When switching out sugar for non-nutritive additives to achieve the 50 percent less sugar claim, the stability of the sweetener over a range of temperatures need to be taken into account, in addition to the texture, taste and mouth feel, common characteristics that a food producer considers.
Pasta sauce with 50 percent less sugar is another artificial sweetener success story that consumers are able to enjoy today.
Sucralose and stevia-based sweeteners are recommended for a variety of applications, ranging from sauces to dairy products. One of the applications of sucralose today is in stirred yoghurt.
Due to the increased stability and solubility of sucralose, it has been used for enhancing the taste profile of low fat, low sugar stirred yoghurt. The sweetener was so well integrated into the yoghurt that the yoghurt received excellent feedback on the taste profile and texture.
The application of sucralose can be further extended to sugar-free, textured drinks, such as the oat breakfast drink.

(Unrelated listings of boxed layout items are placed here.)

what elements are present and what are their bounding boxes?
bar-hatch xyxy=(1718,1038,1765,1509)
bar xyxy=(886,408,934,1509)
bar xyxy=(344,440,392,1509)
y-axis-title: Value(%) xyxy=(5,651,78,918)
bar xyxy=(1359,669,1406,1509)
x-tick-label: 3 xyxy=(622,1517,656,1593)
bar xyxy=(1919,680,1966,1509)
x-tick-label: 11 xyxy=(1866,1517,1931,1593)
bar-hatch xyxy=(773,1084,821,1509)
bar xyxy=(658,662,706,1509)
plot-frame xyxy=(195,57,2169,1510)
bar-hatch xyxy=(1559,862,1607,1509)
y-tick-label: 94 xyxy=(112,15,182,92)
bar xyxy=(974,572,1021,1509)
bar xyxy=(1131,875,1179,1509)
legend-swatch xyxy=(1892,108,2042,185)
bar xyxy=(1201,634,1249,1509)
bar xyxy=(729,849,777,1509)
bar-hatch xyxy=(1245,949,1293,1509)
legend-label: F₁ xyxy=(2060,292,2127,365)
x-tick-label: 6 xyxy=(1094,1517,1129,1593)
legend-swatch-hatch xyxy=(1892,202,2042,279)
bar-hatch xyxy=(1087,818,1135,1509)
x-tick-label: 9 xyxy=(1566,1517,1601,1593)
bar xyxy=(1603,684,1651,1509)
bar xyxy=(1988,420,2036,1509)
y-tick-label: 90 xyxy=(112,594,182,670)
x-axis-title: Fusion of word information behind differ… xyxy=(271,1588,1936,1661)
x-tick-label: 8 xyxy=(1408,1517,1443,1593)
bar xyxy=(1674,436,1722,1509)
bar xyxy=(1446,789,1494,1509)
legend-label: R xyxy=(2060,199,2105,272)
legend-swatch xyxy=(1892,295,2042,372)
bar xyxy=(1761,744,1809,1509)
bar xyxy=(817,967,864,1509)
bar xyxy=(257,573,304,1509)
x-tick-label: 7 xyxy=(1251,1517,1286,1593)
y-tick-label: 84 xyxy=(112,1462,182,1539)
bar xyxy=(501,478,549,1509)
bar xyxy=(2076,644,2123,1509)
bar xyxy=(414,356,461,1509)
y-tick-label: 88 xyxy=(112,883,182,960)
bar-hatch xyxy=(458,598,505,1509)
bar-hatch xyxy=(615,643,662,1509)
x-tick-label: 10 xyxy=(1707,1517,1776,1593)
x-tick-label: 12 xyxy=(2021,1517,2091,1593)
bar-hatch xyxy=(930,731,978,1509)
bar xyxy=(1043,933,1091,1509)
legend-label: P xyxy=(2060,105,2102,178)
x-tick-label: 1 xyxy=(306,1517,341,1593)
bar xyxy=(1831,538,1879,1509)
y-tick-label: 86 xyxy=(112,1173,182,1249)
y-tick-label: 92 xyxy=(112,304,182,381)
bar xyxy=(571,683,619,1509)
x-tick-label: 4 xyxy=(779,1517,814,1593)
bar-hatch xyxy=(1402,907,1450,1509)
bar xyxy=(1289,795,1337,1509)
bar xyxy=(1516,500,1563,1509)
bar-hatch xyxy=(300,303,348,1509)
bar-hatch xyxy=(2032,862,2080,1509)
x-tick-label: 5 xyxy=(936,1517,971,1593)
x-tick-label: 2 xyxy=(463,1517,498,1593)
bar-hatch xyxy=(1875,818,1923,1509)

A drink popular with today’s on-the-go consumers, the key to oat drinks lies in the taste and mouth feel of oat, its solubility in water, and its performance as a meal substitute for the busy professionals.
Using homogenisers and the batch process (in production plants, a UHT is normally used), there have been success stories of sugar-free, reduced-calorie drinks made with artificial sweeteners, even dairy-based drinks.
There undoubtedly exist many more opportunities for the use of sweeteners in food that consumers partake of on a daily basis. Consumers of today do not want to sacrifice great taste for lower calories, and non-nutritive sweeteners, formulated to complement the existing product, appear to be the way forward for the food industry.
As the obesity problem becomes more serious, there will be more consumers looking for a solution to food that is lower in calories, yet retains the same great taste. It is the opportune time for food producers to start looking into how non-nutritive sweeteners can play a role to help them achieve the low-fat, low-sugar edge in the increasingly calorie-conscious consumer market.
As consumers start to learn more about studies that debunk the common idea that artificial sweeteners are bad for health and start believing in the advantages that non-nutritive sweeteners bring, the market for low-sugar, low-fat products enhanced with non-nutritive sweeteners will grow. There is no better time to start exploring the applications of non-nutritive sweeteners than now.